China-Flüge

Berlin setzt Empfehlung aus Brüssel zu Testpflicht um

Die Bundesregierung führt eine Testpflicht für Flugreisen aus China ein. Weitere EU-Staaten ziehen nach. Aus der Flugbranche kommt Kritik. Fachleute sind unterschiedlicher Ansicht.

Berlin setzt Empfehlung aus Brüssel zu Testpflicht um

rec Brüssel

Deutschland und eine Reihe weiterer EU-Staaten kommen Empfehlungen aus Brüssel für Auflagen bei Flügen aus China nach. Im Zentrum steht die Pflicht, vor Reiseantritt einen negativen Coronatest vorzuweisen. Das teilte Gesundheitsminister Karl Lauterbach (SPD) mit. Am Donnerstag kündigten auch weitere europäische Regierungen an, entsprechende Empfehlungen der EU-Kommission und eines Krisenstabs in Brüssel umzusetzen. Verbände aus der Flugbranche kritisierten das Vorgehen. Auch die Regierung in Peking hat protestiert.

Unter Führung der schwedischen Ratspräsidentschaft hatte ein Krisenstab der EU am späten Mittwochabend mehrere Empfehlungen ausgesprochen. Darunter sind neben der Einführung einer Testpflicht weitere Auflagen für Flugreisen aus China wie eine Maskenpflicht und die Untersuchung von Abwasser aus den Flugzeugen, um Virusvarianten identifizieren zu können. Hintergrund ist die dramatische Corona-Entwicklung in China, die sich immer weiter zuspitzt.

„Europa hat eine gemeinsame Antwort auf die Pandemie-Lage in China gefunden“, sagte Lauterbach. Für die Umsetzung sind die EU-Staaten selbst verantwortlich. Sie müssen die Empfehlungen nicht umsetzen. Am Mittwoch kündigten neben der Bundesregierung Schweden und Belgien an, den Empfehlungen aus Brüssel ganz oder teilweise nachzukommen. Frankreich, Italien und Spanien sind bereits vorgeprescht, indem sie Testpflichten für Flüge aus China eingeführt haben. Die Bundesregierung hatte ein gemeinsames Vorgehen auf EU-Ebene abgewartet.

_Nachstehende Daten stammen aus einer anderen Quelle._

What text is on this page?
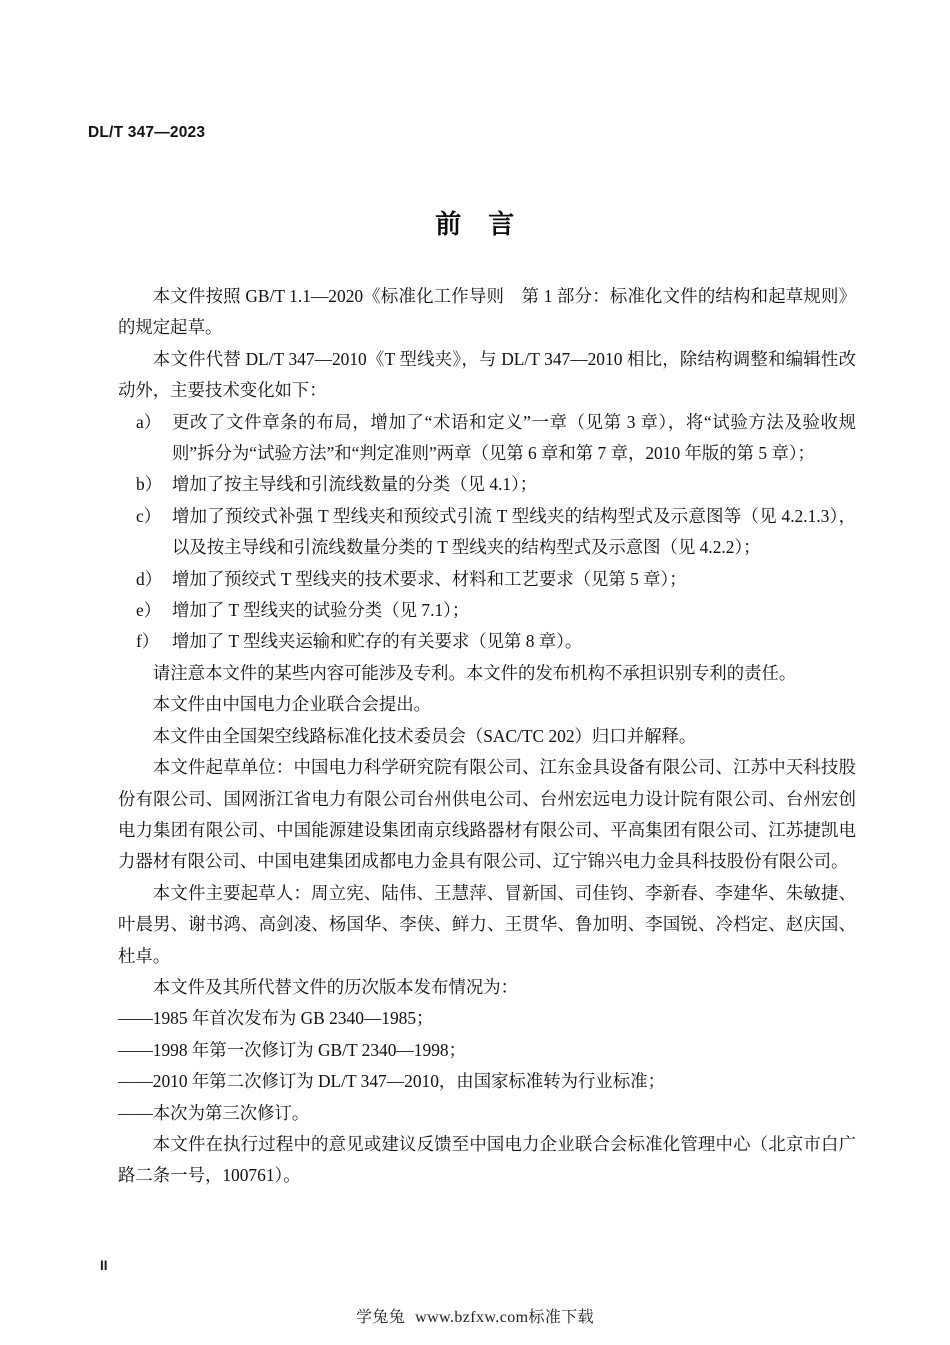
DL/T 347—2023
前　言

本文件按照 GB/T 1.1—2020《标准化工作导则　第 1 部分：标准化文件的结构和起草规则》的规定起草。

本文件代替 DL/T 347—2010《T 型线夹》，与 DL/T 347—2010 相比，除结构调整和编辑性改动外，主要技术变化如下：

a） 更改了文件章条的布局，增加了“术语和定义”一章（见第 3 章），将“试验方法及验收规则”拆分为“试验方法”和“判定准则”两章（见第 6 章和第 7 章，2010 年版的第 5 章）；
b） 增加了按主导线和引流线数量的分类（见 4.1）；
c） 增加了预绞式补强 T 型线夹和预绞式引流 T 型线夹的结构型式及示意图等（见 4.2.1.3），以及按主导线和引流线数量分类的 T 型线夹的结构型式及示意图（见 4.2.2）；
d） 增加了预绞式 T 型线夹的技术要求、材料和工艺要求（见第 5 章）；
e） 增加了 T 型线夹的试验分类（见 7.1）；
f） 增加了 T 型线夹运输和贮存的有关要求（见第 8 章）。

请注意本文件的某些内容可能涉及专利。本文件的发布机构不承担识别专利的责任。

本文件由中国电力企业联合会提出。

本文件由全国架空线路标准化技术委员会（SAC/TC 202）归口并解释。

本文件起草单位：中国电力科学研究院有限公司、江东金具设备有限公司、江苏中天科技股份有限公司、国网浙江省电力有限公司台州供电公司、台州宏远电力设计院有限公司、台州宏创电力集团有限公司、中国能源建设集团南京线路器材有限公司、平高集团有限公司、江苏捷凯电力器材有限公司、中国电建集团成都电力金具有限公司、辽宁锦兴电力金具科技股份有限公司。

本文件主要起草人：周立宪、陆伟、王慧萍、冒新国、司佳钧、李新春、李建华、朱敏捷、叶晨男、谢书鸿、高剑凌、杨国华、李侠、鲜力、王贯华、鲁加明、李国锐、冷档定、赵庆国、杜卓。

本文件及其所代替文件的历次版本发布情况为：

——1985 年首次发布为 GB 2340—1985；

——1998 年第一次修订为 GB/T 2340—1998；

——2010 年第二次修订为 DL/T 347—2010，由国家标准转为行业标准；

——本次为第三次修订。

本文件在执行过程中的意见或建议反馈至中国电力企业联合会标准化管理中心（北京市白广路二条一号，100761）。

II
学兔兔 www.bzfxw.com标准下载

Der europäische Airline-Verband A4E, sein internationales Pendant IATA und der Flughafenverband ACI Europe beschwerten sich in einer gemeinsamen Erklärung über die Reiserestriktionen. Systematisches Testen sei nicht wissenschaftlich fundiert und mit den Risiken zu begründen, kritisierten die Verbände. Sie verwiesen auf eine Expertise der europäischen Seuchenschutzbehörde ECDC, die eine Testpflicht vor wenigen Tagen als unbegründet abgelehnt hat. Es seien keine neuen Virusvarianten entdeckt worden, die Bevölkerung in Europa sei mittlerweile gut immunisiert.

Die ECDC hatte allerdings auch auf einen Mangel an verlässlichen Daten aus China hingewiesen. Das kritisiert ebenso die Weltgesundheitsorganisation (siehe Text unten) und zeigt deshalb Verständnis für bestimmte Reiseauflagen. Der deutsche Flughafenverband ADV begrüßt, dass die Tests „unabhängig von der Beurteilung der Sinnhaftigkeit“ systematisch vor dem Abflug in China und nicht erst bei Ankunft an europäischen Flughäfen gemacht werden müssten.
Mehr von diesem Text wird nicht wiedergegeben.